The federal government seems unwilling to address such abuse. In the past three years, the Government Accountability Office has made 11 anti-fraud recommendations to the Centers for Medicare and Medicaid Services. CMS hasn’t acted on any of them.
Where Are The Benefits?
Even worse, these millions of dollars in inappropriate spending are doing little to nothing to improve beneficiaries’ health. Medicaid enrollees fare no better than the uninsured on measurable health outcomes.
Consider Oregon’s experience. In 2008, the state partially expanded Medicaid. It chose the new enrollees by lottery. A 2013 study of the effort analyzed this group’s health compared to uninsured people who weren’t selected. They concluded that Medicaid enrollment increased enrollees’ utilization of health services without improving outcomes.
The program is ineffective largely because it underpays doctors. Private insurance pays physicians, on average, 69% more than Medicaid for children’s doctor appointments, according to the Department of Health and Human Services. For orthopedic appointments, private insurance pays an average of more than 2.5 times as much as Medicaid.
Because of these low reimbursement rates, only about half of general practitioners accept new Medicaid patients. In Atlanta, for example, only 35% take on new Medicaid patients, according to an analysis of 15 major metropolitan areas conducted by Merritt Hawkins.
Without true access to primary care doctors, enrollees flock to emergency rooms for minor health problems. In California, the number of emergency room visits by Medi-Cal enrollees rose 44% between 2014, the first year of Medi-Cal expansion, and 2016.
Medicaid And Opioid Abuse
Medicaid isn’t merely failing to improve people’s lives. There’s also evidence that it’s exacerbating the epidemic of opioid addiction plaguing the country.
More than a few of the program’s enrollees have obtained prescription painkillers heavily subsidized by the program — and then sold those pills on the black market. One Connecticut dealer, with the help of Medicaid beneficiaries using forged prescriptions, secured $200,000 of oxycodone, according to a recent Senate report. Opioid overdose deaths have increased about twice as fast in Medicaid expansion states as non-expansion states.

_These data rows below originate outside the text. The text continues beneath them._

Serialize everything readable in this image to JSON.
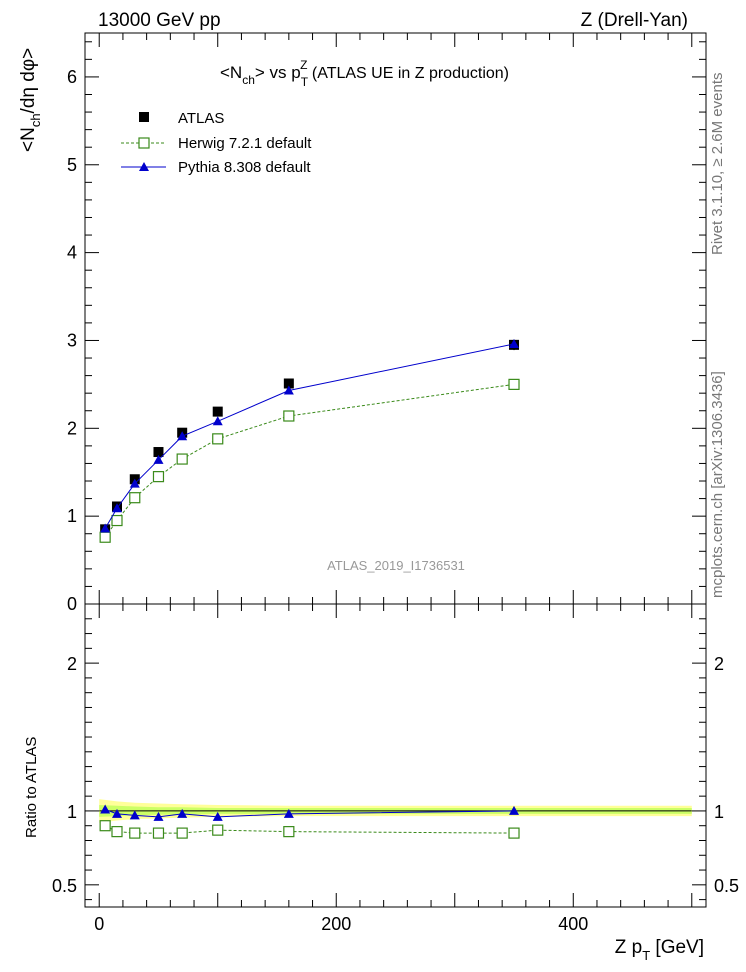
{
  "header": {
    "left": "13000 GeV pp",
    "right": "Z (Drell-Yan)"
  },
  "side_labels": {
    "rivet": "Rivet 3.1.10, ≥ 2.6M events",
    "mcplots": "mcplots.cern.ch [arXiv:1306.3436]"
  },
  "chart_data": [
    {
      "type": "line",
      "title": "<Nch> vs pTZ (ATLAS UE in Z production)",
      "title_parts": {
        "a": "<N",
        "b": "ch",
        "c": "> vs p",
        "d": "T",
        "e": "Z",
        "f": " (ATLAS UE in Z production)"
      },
      "ylabel": "<Nch/dη dφ>",
      "ylabel_parts": {
        "a": "<N",
        "b": "ch",
        "c": "/dη dφ>"
      },
      "xlim": [
        -12,
        512
      ],
      "ylim": [
        0,
        6.5
      ],
      "yticks": [
        0,
        1,
        2,
        3,
        4,
        5,
        6
      ],
      "ytick_labels": [
        "0",
        "1",
        "2",
        "3",
        "4",
        "5",
        "6"
      ],
      "watermark": "ATLAS_2019_I1736531",
      "legend": {
        "position": "top-left",
        "entries": [
          "ATLAS",
          "Herwig 7.2.1 default",
          "Pythia 8.308 default"
        ]
      },
      "series": [
        {
          "name": "ATLAS",
          "style": "marker-square",
          "color": "#000000",
          "x": [
            5,
            15,
            30,
            50,
            70,
            100,
            160,
            350
          ],
          "y": [
            0.85,
            1.11,
            1.42,
            1.73,
            1.95,
            2.19,
            2.51,
            2.95
          ],
          "yerr": [
            0.02,
            0.02,
            0.03,
            0.03,
            0.03,
            0.04,
            0.04,
            0.06
          ]
        },
        {
          "name": "Herwig 7.2.1 default",
          "style": "open-square-dashed",
          "color": "#3a8a1a",
          "x": [
            5,
            15,
            30,
            50,
            70,
            100,
            160,
            350
          ],
          "y": [
            0.76,
            0.95,
            1.21,
            1.45,
            1.65,
            1.88,
            2.14,
            2.5
          ]
        },
        {
          "name": "Pythia 8.308 default",
          "style": "triangle-solid",
          "color": "#0000cc",
          "x": [
            5,
            15,
            30,
            50,
            70,
            100,
            160,
            350
          ],
          "y": [
            0.86,
            1.09,
            1.37,
            1.64,
            1.91,
            2.08,
            2.43,
            2.96
          ]
        }
      ]
    },
    {
      "type": "line",
      "ylabel": "Ratio to ATLAS",
      "xlabel": "Z pT [GeV]",
      "xlabel_parts": {
        "a": "Z p",
        "b": "T",
        "c": " [GeV]"
      },
      "xlim": [
        -12,
        512
      ],
      "ylim": [
        0.35,
        2.4
      ],
      "yticks": [
        0.5,
        1,
        2
      ],
      "ytick_labels": [
        "0.5",
        "1",
        "2"
      ],
      "xticks": [
        0,
        200,
        400
      ],
      "xtick_labels": [
        "0",
        "200",
        "400"
      ],
      "band": {
        "x": [
          0,
          15,
          30,
          50,
          70,
          100,
          160,
          350,
          500
        ],
        "inner": [
          0.04,
          0.035,
          0.03,
          0.025,
          0.025,
          0.02,
          0.02,
          0.02,
          0.02
        ],
        "outer": [
          0.08,
          0.065,
          0.055,
          0.05,
          0.045,
          0.04,
          0.035,
          0.035,
          0.035
        ],
        "inner_color": "#ccff66",
        "outer_color": "#ffff99"
      },
      "series": [
        {
          "name": "Herwig 7.2.1 default",
          "color": "#3a8a1a",
          "x": [
            5,
            15,
            30,
            50,
            70,
            100,
            160,
            350
          ],
          "y": [
            0.9,
            0.86,
            0.85,
            0.85,
            0.85,
            0.87,
            0.86,
            0.85
          ]
        },
        {
          "name": "Pythia 8.308 default",
          "color": "#0000cc",
          "x": [
            5,
            15,
            30,
            50,
            70,
            100,
            160,
            350
          ],
          "y": [
            1.01,
            0.98,
            0.97,
            0.96,
            0.98,
            0.96,
            0.98,
            1.0
          ]
        }
      ]
    }
  ]
}
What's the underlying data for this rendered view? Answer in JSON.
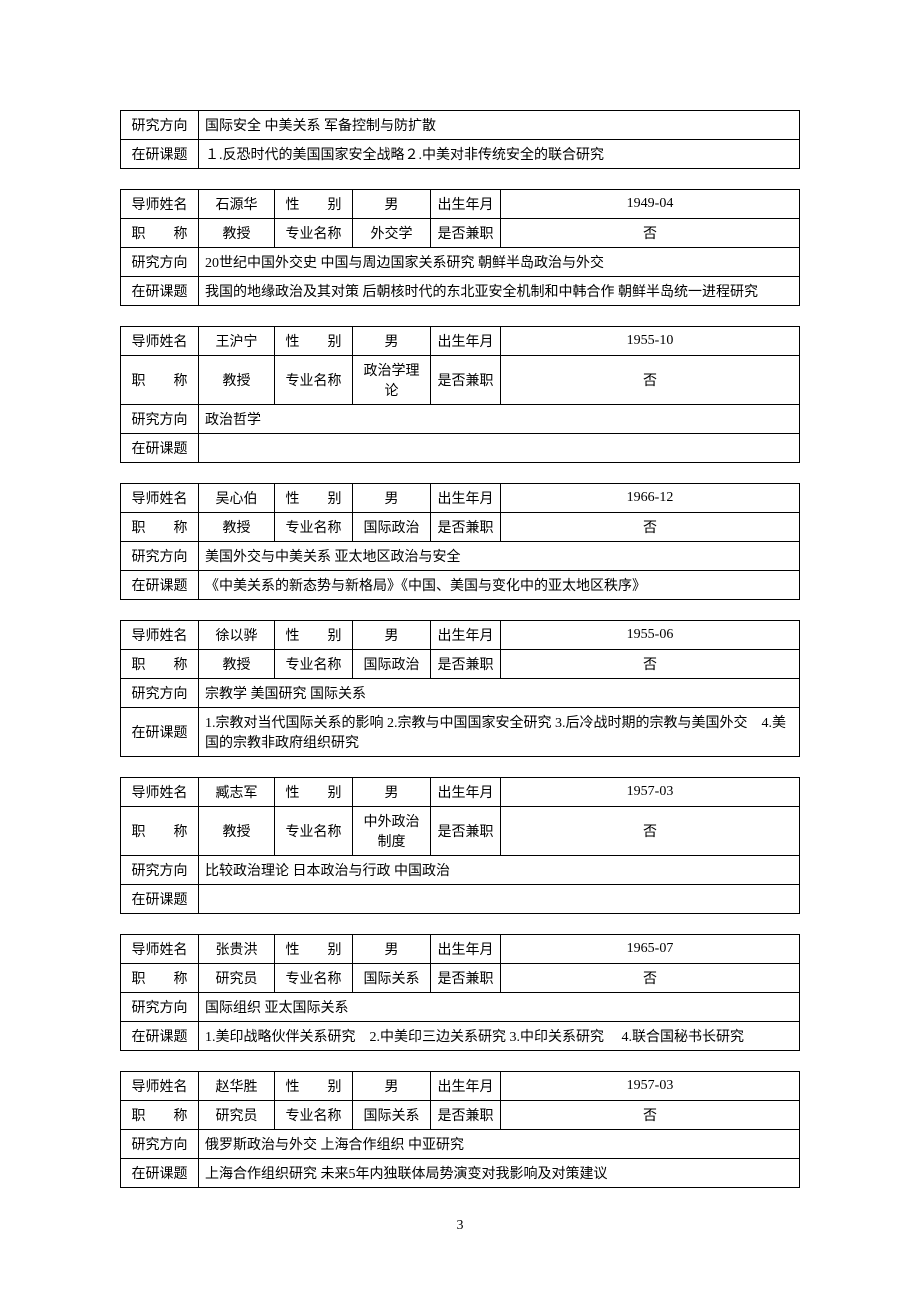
{
  "labels": {
    "name": "导师姓名",
    "gender": "性　　别",
    "dob": "出生年月",
    "title": "职　　称",
    "major": "专业名称",
    "parttime": "是否兼职",
    "direction": "研究方向",
    "topics": "在研课题"
  },
  "partial": {
    "direction": "国际安全 中美关系 军备控制与防扩散",
    "topics": "１.反恐时代的美国国家安全战略２.中美对非传统安全的联合研究"
  },
  "advisors": [
    {
      "name": "石源华",
      "gender": "男",
      "dob": "1949-04",
      "title": "教授",
      "major": "外交学",
      "parttime": "否",
      "direction": "20世纪中国外交史 中国与周边国家关系研究 朝鲜半岛政治与外交",
      "topics": "我国的地缘政治及其对策 后朝核时代的东北亚安全机制和中韩合作 朝鲜半岛统一进程研究"
    },
    {
      "name": "王沪宁",
      "gender": "男",
      "dob": "1955-10",
      "title": "教授",
      "major": "政治学理论",
      "parttime": "否",
      "direction": "政治哲学",
      "topics": ""
    },
    {
      "name": "吴心伯",
      "gender": "男",
      "dob": "1966-12",
      "title": "教授",
      "major": "国际政治",
      "parttime": "否",
      "direction": "美国外交与中美关系 亚太地区政治与安全",
      "topics": "《中美关系的新态势与新格局》《中国、美国与变化中的亚太地区秩序》"
    },
    {
      "name": "徐以骅",
      "gender": "男",
      "dob": "1955-06",
      "title": "教授",
      "major": "国际政治",
      "parttime": "否",
      "direction": "宗教学 美国研究 国际关系",
      "topics": "1.宗教对当代国际关系的影响 2.宗教与中国国家安全研究 3.后冷战时期的宗教与美国外交　4.美国的宗教非政府组织研究"
    },
    {
      "name": "臧志军",
      "gender": "男",
      "dob": "1957-03",
      "title": "教授",
      "major": "中外政治制度",
      "parttime": "否",
      "direction": "比较政治理论 日本政治与行政 中国政治",
      "topics": ""
    },
    {
      "name": "张贵洪",
      "gender": "男",
      "dob": "1965-07",
      "title": "研究员",
      "major": "国际关系",
      "parttime": "否",
      "direction": "国际组织 亚太国际关系",
      "topics": "1.美印战略伙伴关系研究　2.中美印三边关系研究 3.中印关系研究　 4.联合国秘书长研究"
    },
    {
      "name": "赵华胜",
      "gender": "男",
      "dob": "1957-03",
      "title": "研究员",
      "major": "国际关系",
      "parttime": "否",
      "direction": "俄罗斯政治与外交 上海合作组织 中亚研究",
      "topics": "上海合作组织研究 未来5年内独联体局势演变对我影响及对策建议"
    }
  ],
  "page_number": "3"
}
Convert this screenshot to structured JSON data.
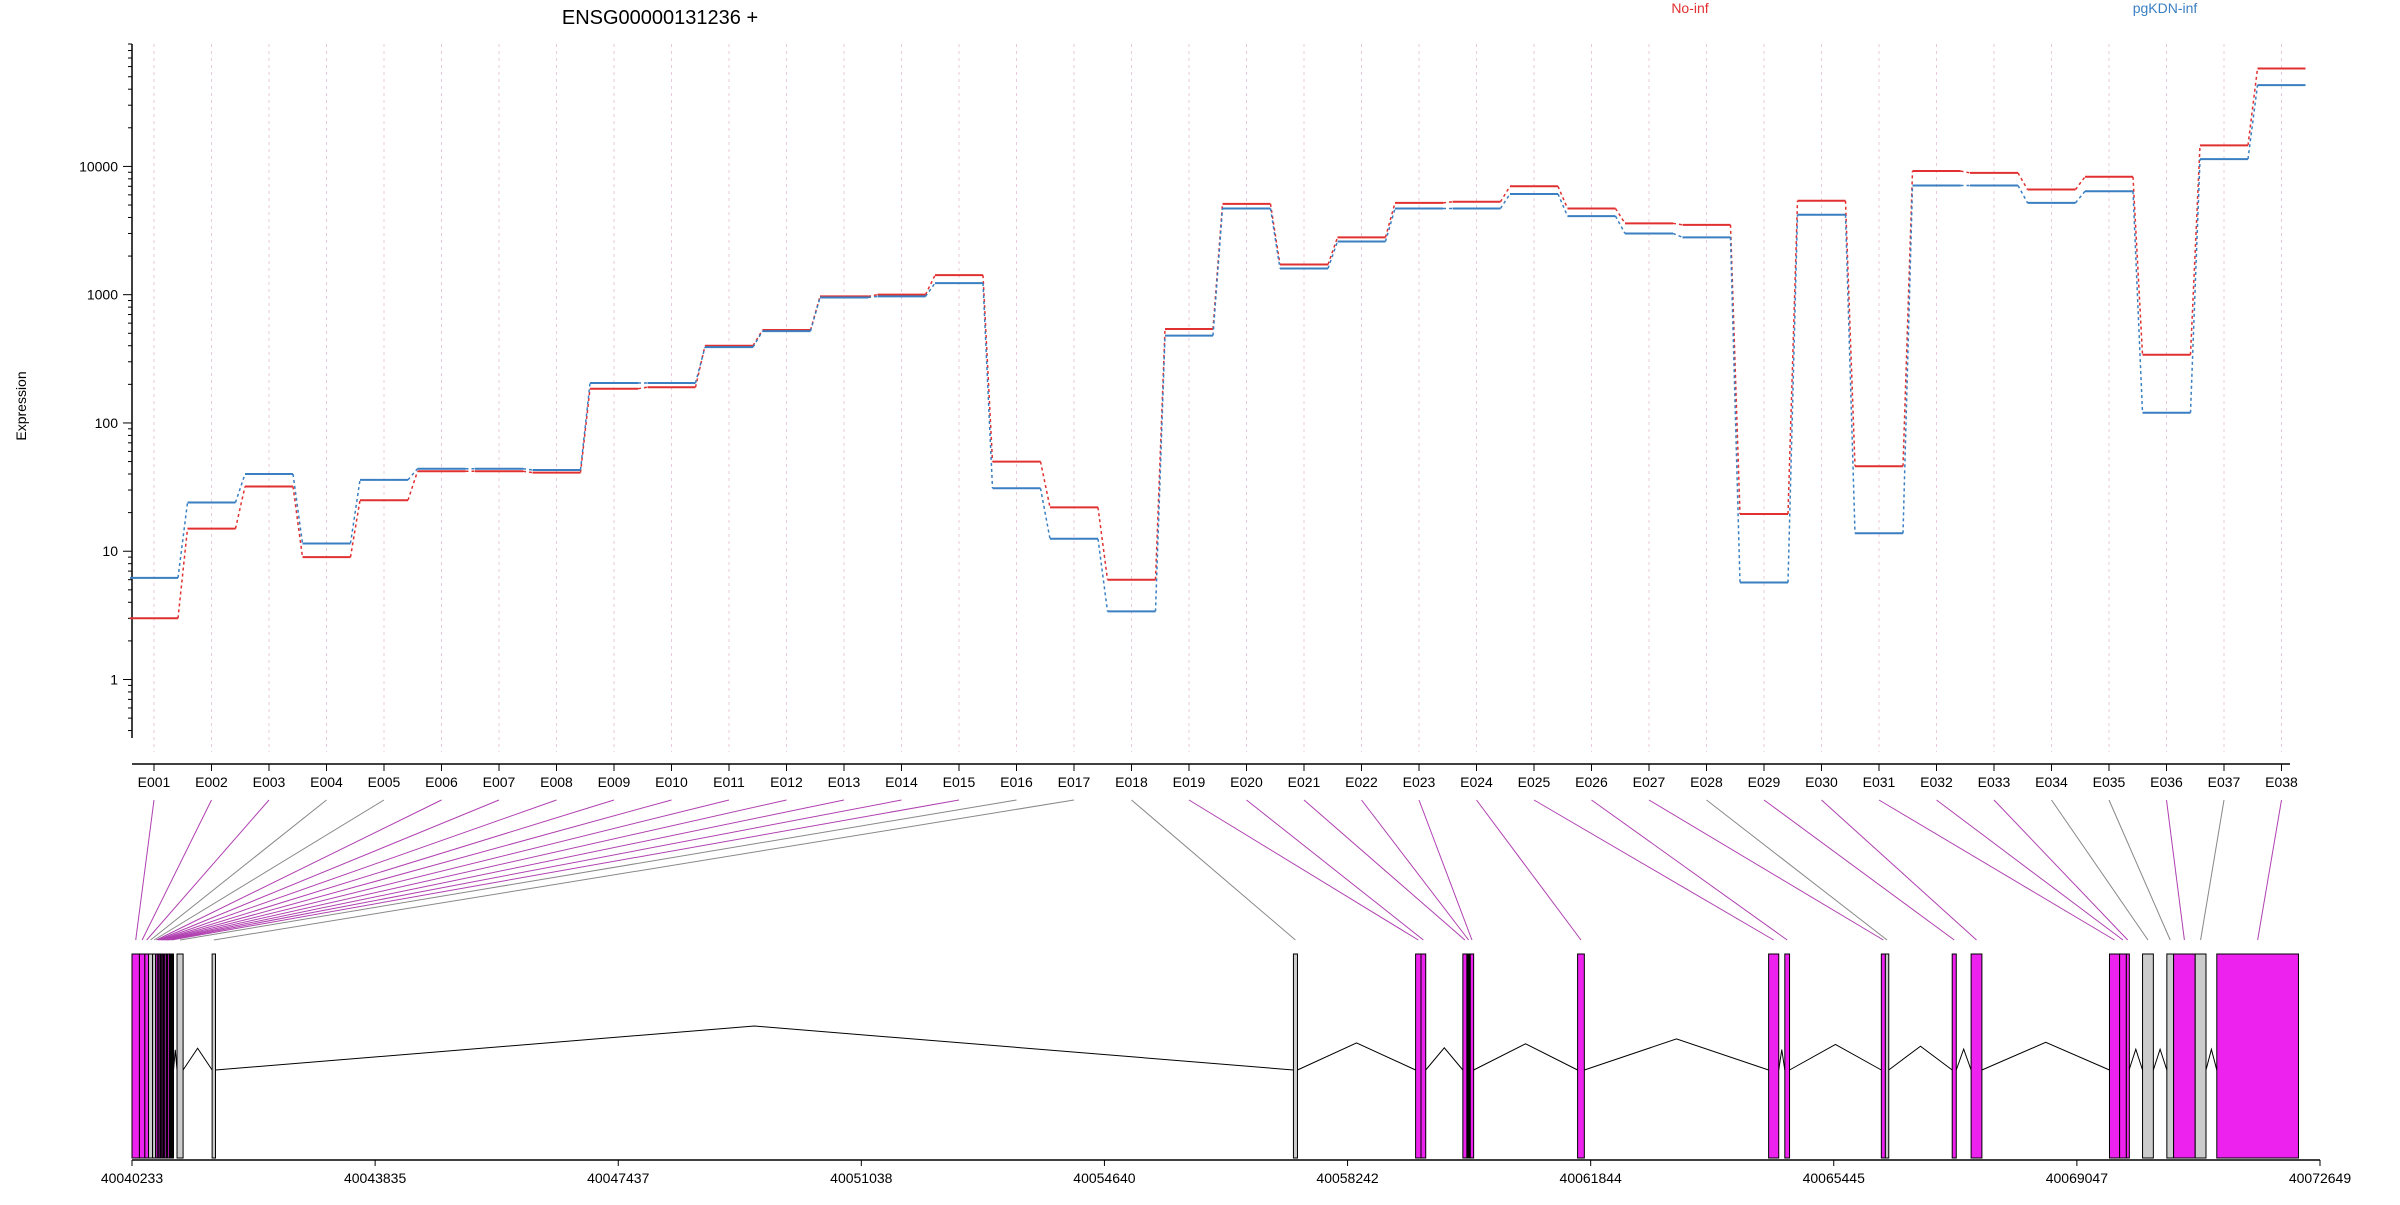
{
  "chart_data": [
    {
      "type": "line",
      "title": "ENSG00000131236 +",
      "xlabel": "",
      "ylabel": "Expression",
      "yscale": "log",
      "yticks": [
        1,
        10,
        100,
        1000,
        10000
      ],
      "ytick_labels": [
        "1",
        "10",
        "100",
        "1000",
        "10000"
      ],
      "ylim": [
        0.35,
        90000
      ],
      "grid": "vertical dotted lines at each exon",
      "legend_position": "top-right",
      "categories": [
        "E001",
        "E002",
        "E003",
        "E004",
        "E005",
        "E006",
        "E007",
        "E008",
        "E009",
        "E010",
        "E011",
        "E012",
        "E013",
        "E014",
        "E015",
        "E016",
        "E017",
        "E018",
        "E019",
        "E020",
        "E021",
        "E022",
        "E023",
        "E024",
        "E025",
        "E026",
        "E027",
        "E028",
        "E029",
        "E030",
        "E031",
        "E032",
        "E033",
        "E034",
        "E035",
        "E036",
        "E037",
        "E038"
      ],
      "series": [
        {
          "name": "No-inf",
          "color": "#e03030",
          "values": [
            3.0,
            15,
            32,
            9,
            25,
            42,
            42,
            41,
            185,
            190,
            400,
            530,
            970,
            1000,
            1420,
            50,
            22,
            6,
            540,
            5100,
            1720,
            2800,
            5200,
            5300,
            7000,
            4700,
            3600,
            3500,
            19.5,
            5400,
            46,
            9200,
            8900,
            6600,
            8300,
            340,
            14600,
            58000
          ]
        },
        {
          "name": "pgKDN-inf",
          "color": "#3a7fc1",
          "values": [
            6.2,
            24,
            40,
            11.5,
            36,
            44,
            44,
            43,
            205,
            205,
            390,
            520,
            950,
            970,
            1230,
            31,
            12.5,
            3.4,
            480,
            4700,
            1600,
            2600,
            4700,
            4700,
            6100,
            4100,
            3000,
            2800,
            5.7,
            4200,
            13.8,
            7100,
            7100,
            5200,
            6400,
            120,
            11400,
            43000
          ]
        }
      ]
    },
    {
      "type": "gene-model",
      "xlabel": "",
      "xticks": [
        40040233,
        40043835,
        40047437,
        40051038,
        40054640,
        40058242,
        40061844,
        40065445,
        40069047,
        40072649
      ],
      "xtick_labels": [
        "40040233",
        "40043835",
        "40047437",
        "40051038",
        "40054640",
        "40058242",
        "40061844",
        "40065445",
        "40069047",
        "40072649"
      ],
      "xlim": [
        40040233,
        40072649
      ],
      "colors": {
        "tested": "#ee22ee",
        "untested": "#cccccc",
        "highlight": "#000000"
      },
      "exons": [
        {
          "id": "E001",
          "start": 40040233,
          "end": 40040343,
          "state": "tested"
        },
        {
          "id": "E002",
          "start": 40040343,
          "end": 40040423,
          "state": "tested"
        },
        {
          "id": "E003",
          "start": 40040423,
          "end": 40040478,
          "state": "tested"
        },
        {
          "id": "E004",
          "start": 40040478,
          "end": 40040538,
          "state": "untested"
        },
        {
          "id": "E005",
          "start": 40040538,
          "end": 40040583,
          "state": "untested"
        },
        {
          "id": "E006",
          "start": 40040583,
          "end": 40040608,
          "state": "tested"
        },
        {
          "id": "E007",
          "start": 40040608,
          "end": 40040628,
          "state": "tested"
        },
        {
          "id": "E008",
          "start": 40040628,
          "end": 40040648,
          "state": "tested"
        },
        {
          "id": "E009",
          "start": 40040648,
          "end": 40040668,
          "state": "highlight"
        },
        {
          "id": "E010",
          "start": 40040668,
          "end": 40040688,
          "state": "tested"
        },
        {
          "id": "E011",
          "start": 40040688,
          "end": 40040713,
          "state": "highlight"
        },
        {
          "id": "E012",
          "start": 40040713,
          "end": 40040738,
          "state": "tested"
        },
        {
          "id": "E013",
          "start": 40040738,
          "end": 40040763,
          "state": "highlight"
        },
        {
          "id": "E014",
          "start": 40040763,
          "end": 40040788,
          "state": "tested"
        },
        {
          "id": "E015",
          "start": 40040788,
          "end": 40040848,
          "state": "highlight"
        },
        {
          "id": "E016",
          "start": 40040900,
          "end": 40040990,
          "state": "untested"
        },
        {
          "id": "E017",
          "start": 40041420,
          "end": 40041470,
          "state": "untested"
        },
        {
          "id": "E018",
          "start": 40057440,
          "end": 40057500,
          "state": "untested"
        },
        {
          "id": "E019",
          "start": 40059250,
          "end": 40059330,
          "state": "tested"
        },
        {
          "id": "E020",
          "start": 40059330,
          "end": 40059400,
          "state": "tested"
        },
        {
          "id": "E021",
          "start": 40059950,
          "end": 40060010,
          "state": "tested"
        },
        {
          "id": "E022",
          "start": 40060010,
          "end": 40060060,
          "state": "highlight"
        },
        {
          "id": "E023",
          "start": 40060060,
          "end": 40060110,
          "state": "tested"
        },
        {
          "id": "E024",
          "start": 40061650,
          "end": 40061750,
          "state": "tested"
        },
        {
          "id": "E025",
          "start": 40064480,
          "end": 40064630,
          "state": "tested"
        },
        {
          "id": "E026",
          "start": 40064720,
          "end": 40064790,
          "state": "tested"
        },
        {
          "id": "E027",
          "start": 40066150,
          "end": 40066210,
          "state": "tested"
        },
        {
          "id": "E028",
          "start": 40066210,
          "end": 40066260,
          "state": "untested"
        },
        {
          "id": "E029",
          "start": 40067200,
          "end": 40067260,
          "state": "tested"
        },
        {
          "id": "E030",
          "start": 40067480,
          "end": 40067640,
          "state": "tested"
        },
        {
          "id": "E031",
          "start": 40069530,
          "end": 40069680,
          "state": "tested"
        },
        {
          "id": "E032",
          "start": 40069680,
          "end": 40069780,
          "state": "tested"
        },
        {
          "id": "E033",
          "start": 40069780,
          "end": 40069820,
          "state": "tested"
        },
        {
          "id": "E034",
          "start": 40070020,
          "end": 40070180,
          "state": "untested"
        },
        {
          "id": "E035",
          "start": 40070380,
          "end": 40070480,
          "state": "untested"
        },
        {
          "id": "E036",
          "start": 40070480,
          "end": 40070800,
          "state": "tested"
        },
        {
          "id": "E037",
          "start": 40070800,
          "end": 40070960,
          "state": "untested"
        },
        {
          "id": "E038",
          "start": 40071120,
          "end": 40072330,
          "state": "tested"
        }
      ]
    }
  ]
}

Voters in Idaho, Nebraska, and Utah surely thought they were doing a good deed by expanding Medicaid. Everyone wants low-income people to have access to quality health care. But enlarging Medicaid won’t achieve that goal. Instead, it will consign billions more taxpayer dollars to waste, fraud and abuse.
Nothing contained in this blog is to be construed as necessarily reflecting the views of the Pacific Research Institute or as an attempt to thwart or aid the passage of any legislation.